10

The five characters that OWASP recommend escape to prevent XSS injections are &, <, >, ", '.

Among them, I cannot understand why &(ampersand) should be escaped and how it can be used as a vector to inject script. Can somebody give an example that all the other four characters that are escaped but ampersand is not so there will be XSS injection vulnerability.

I have checked the other question but that answer really does not make things any clearer.

LordWilmore
  • 2,829
  • 2
  • 25
  • 30
Jinxin Ni
  • 331
  • 3
  • 10

1 Answers1

9

The answer here addresses the issue only in a nested JavaScript context within an HTML attribute context, whereas your question asks specifically about pure HTML context escaping.

In that question, the escaping should be as per the OWASP recommendation for JavaScript:

Except for alphanumeric characters, escape all characters with the \uXXXX unicode escaping format (X = Integer).
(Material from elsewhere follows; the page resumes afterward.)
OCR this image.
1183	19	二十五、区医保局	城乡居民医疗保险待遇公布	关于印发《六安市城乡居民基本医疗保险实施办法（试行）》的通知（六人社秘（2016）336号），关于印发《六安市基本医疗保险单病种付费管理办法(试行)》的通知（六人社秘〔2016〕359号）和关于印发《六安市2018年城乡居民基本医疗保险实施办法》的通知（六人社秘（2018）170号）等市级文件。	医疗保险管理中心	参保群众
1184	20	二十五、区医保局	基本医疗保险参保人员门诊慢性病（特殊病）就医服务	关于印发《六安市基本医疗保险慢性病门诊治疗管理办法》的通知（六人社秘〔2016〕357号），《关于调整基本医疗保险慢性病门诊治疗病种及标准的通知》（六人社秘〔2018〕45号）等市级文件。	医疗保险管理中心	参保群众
Which will already handle & because it is not alphanumeric.

To answer you question, from a practical point of view, why wouldn't you escape ampersand?

The HTML representation of & is &amp;, so it makes a lot of sense to do that. If you didn't, anytime a user entered &amp, &lt, or &gt into your application, your application would render &, <, or > instead of &amp, &lt or &gt.

An edge case? Definitely. A security concern? It shouldn't be.

From the HTML5 syntax Character references section:

Character references must start with a U+0026 AMPERSAND character (&). Following this, there are three possible kinds of character references:

  • Named character references
  • Decimal numeric character reference
  • Hexadecimal numeric character reference

When an & is encountered:

Switch to the data state.

Attempt to consume a character reference, with no additional allowed character.

If nothing is returned, emit a U+0026 AMPERSAND character (&) token.

Otherwise, emit the character tokens that were returned.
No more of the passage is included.